Funded by the Foundation for Psychocultural Research, the goal of CBD is to foster innovative learning and research into questions about the relationships among culture, environment, biology, and brain/mind that reach across traditional disciplinary boundaries. The program sponsors events such as public lectures, seminars, and a distinguished lecture series. It offers stipends for students to encourage upper-level work at the intersection of culture, brain, and development, and has supported faculty in designing multi-disciplinary courses on these issues.
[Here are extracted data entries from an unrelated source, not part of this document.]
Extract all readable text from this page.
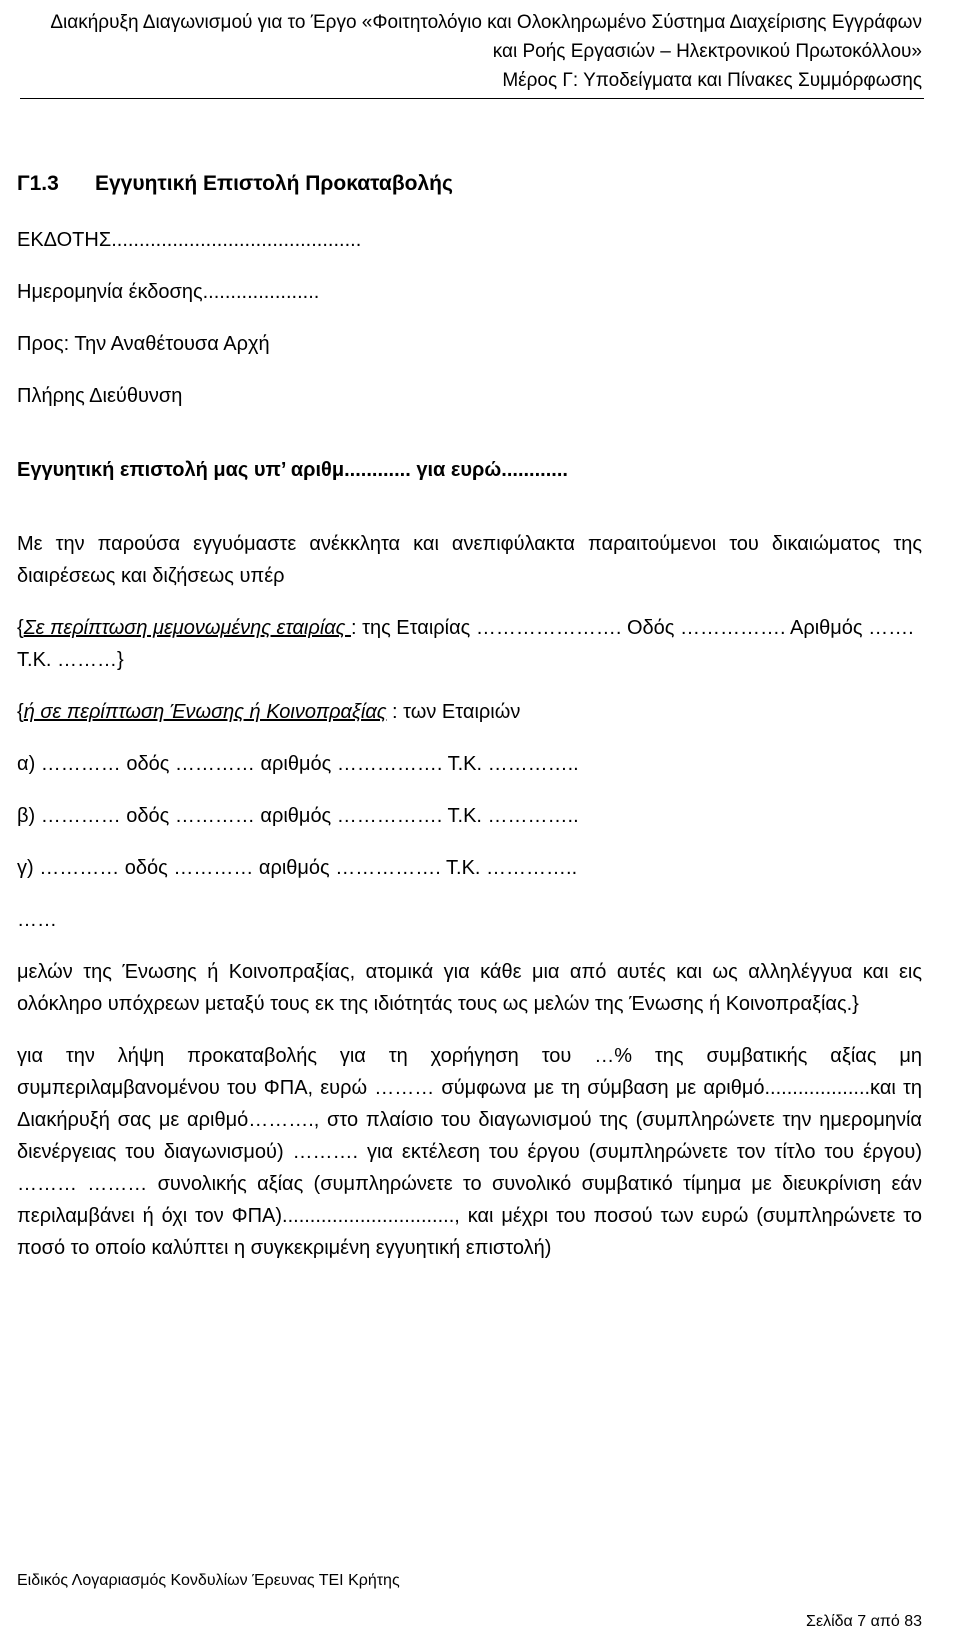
Διακήρυξη Διαγωνισμού για το Έργο «Φοιτητολόγιο και Ολοκληρωμένο Σύστημα Διαχείρισης Εγγράφων
και Ροής Εργασιών – Ηλεκτρονικού Πρωτοκόλλου»
Μέρος Γ: Υποδείγματα και Πίνακες Συμμόρφωσης
Γ1.3 Εγγυητική Επιστολή Προκαταβολής
ΕΚΔΟΤΗΣ.............................................
Ημερομηνία έκδοσης.....................
Προς: Την Αναθέτουσα Αρχή
Πλήρης Διεύθυνση
Εγγυητική επιστολή μας υπ’ αριθμ............ για ευρώ............
Με την παρούσα εγγυόμαστε ανέκκλητα και ανεπιφύλακτα παραιτούμενοι του δικαιώματος της διαιρέσεως και διζήσεως υπέρ
{Σε περίπτωση μεμονωμένης εταιρίας : της Εταιρίας …………………. Οδός ……………. Αριθμός ……. Τ.Κ. ………}
{ή σε περίπτωση Ένωσης ή Κοινοπραξίας : των Εταιριών
α) ………… οδός ………… αριθμός ……………. Τ.Κ. …………..
β) ………… οδός ………… αριθμός ……………. Τ.Κ. …………..
γ) ………… οδός ………… αριθμός ……………. Τ.Κ. …………..
……
μελών της Ένωσης ή Κοινοπραξίας, ατομικά για κάθε μια από αυτές και ως αλληλέγγυα και εις ολόκληρο υπόχρεων μεταξύ τους εκ της ιδιότητάς τους ως μελών της Ένωσης ή Κοινοπραξίας.}
για την λήψη προκαταβολής για τη χορήγηση του …% της συμβατικής αξίας μη συμπεριλαμβανομένου του ΦΠΑ, ευρώ ……… σύμφωνα με τη σύμβαση με αριθμό...................και τη Διακήρυξή σας με αριθμό………., στο πλαίσιο του διαγωνισμού της (συμπληρώνετε την ημερομηνία διενέργειας του διαγωνισμού) ………. για εκτέλεση του έργου (συμπληρώνετε τον τίτλο του έργου) ……… ……… συνολικής αξίας (συμπληρώνετε το συνολικό συμβατικό τίμημα με διευκρίνιση εάν περιλαμβάνει ή όχι τον ΦΠΑ)..............................., και μέχρι του ποσού των ευρώ (συμπληρώνετε το ποσό το οποίο καλύπτει η συγκεκριμένη εγγυητική επιστολή)
Ειδικός Λογαριασμός Κονδυλίων Έρευνας ΤΕΙ Κρήτης
Σελίδα 7 από 83
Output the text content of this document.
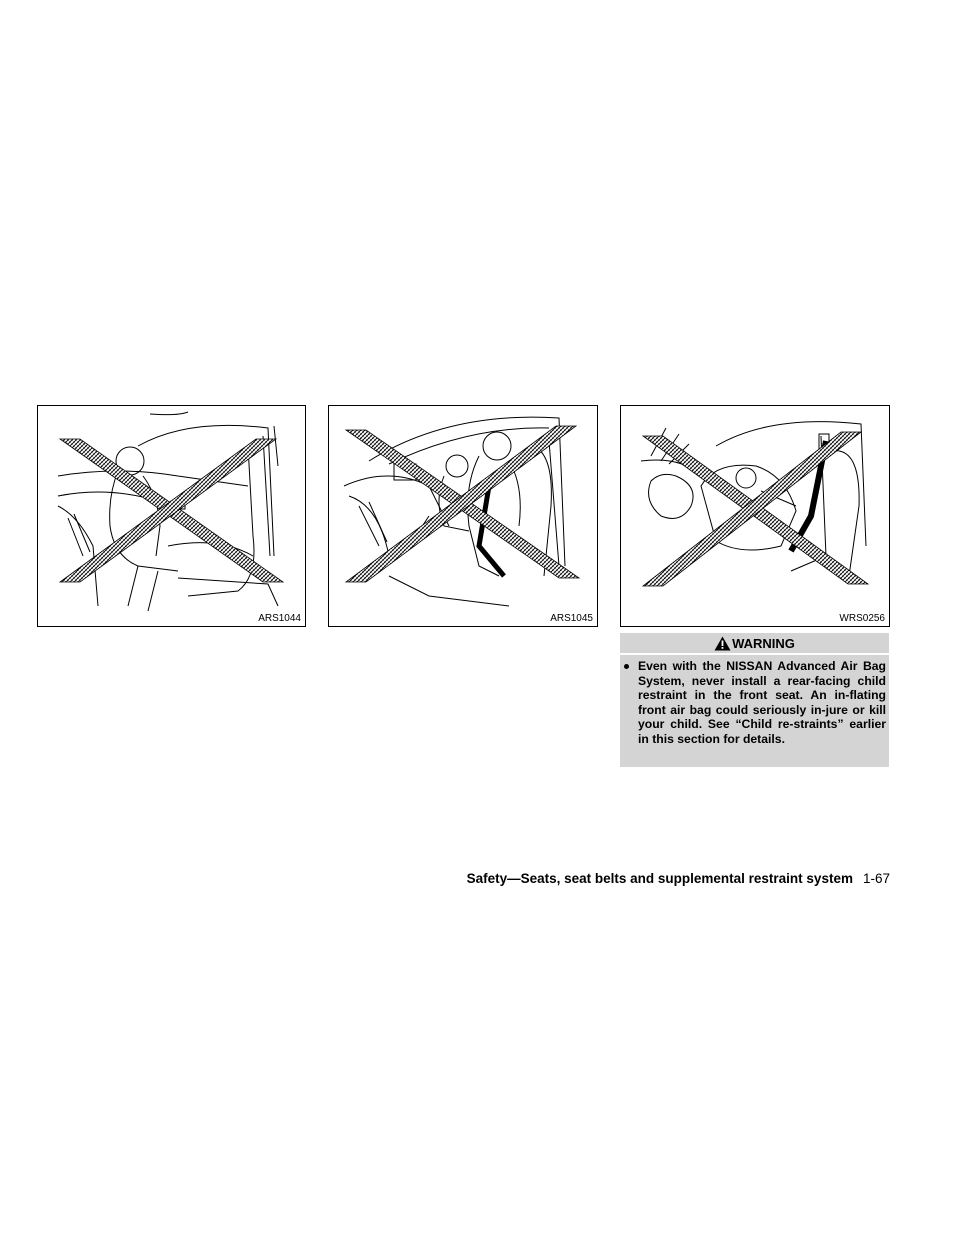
ARS1044	ARS1045	WRS0256
WARNING
Even with the NISSAN Advanced Air Bag System, never install a rear-facing child restraint in the front seat. An in-flating front air bag could seriously in-jure or kill your child. See “Child re-straints” earlier in this section for details.
Safety—Seats, seat belts and supplemental restraint system 1-67
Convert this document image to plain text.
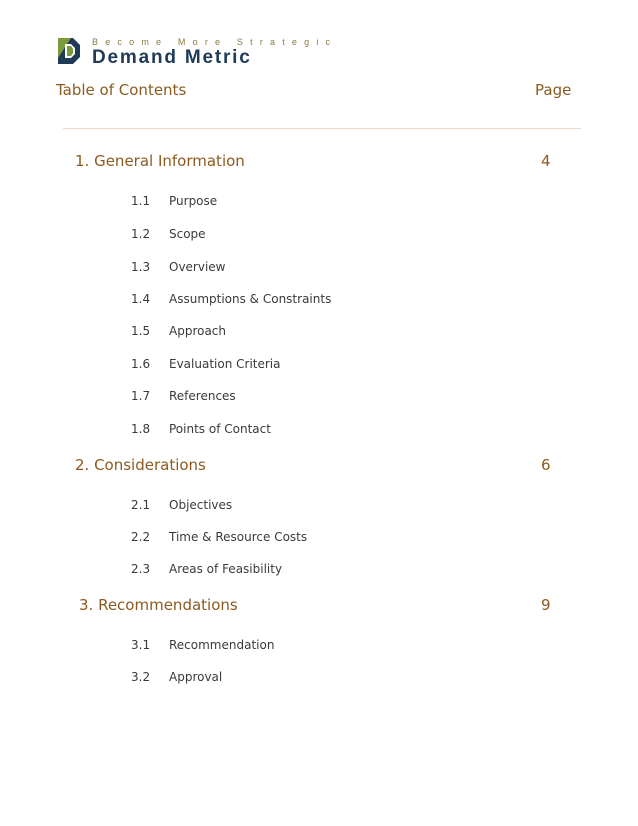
Become More Strategic
Demand Metric
Table of Contents	Page
1. General Information	4
1.1 Purpose
1.2 Scope
1.3 Overview
1.4 Assumptions & Constraints
1.5 Approach
1.6 Evaluation Criteria
1.7 References
1.8 Points of Contact
2. Considerations	6
2.1 Objectives
2.2 Time & Resource Costs
2.3 Areas of Feasibility
3. Recommendations	9
3.1 Recommendation
3.2 Approval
Cognitive Development and the Psychology of Children
Students interested in cognitive development and the psychology of children may be drawn to Hampshire's Critical Studies in Childhood, Youth, and Learning (CYL) Program. CYL works with the Hampshire College Early Learning Center and schools and organizations in the surrounding community to provide opportunities for critical thinking and observation about child development and education in a broader real-world context. The Child Development Research Laboratory in Adele Simmons Hall can be used for a variety of studies designed to examine children's behavior and social interactions.

Brain Matter
ERP lab

Hampshire's ERP (Event-Related Potential) lab is one of very few housed at an undergraduate college.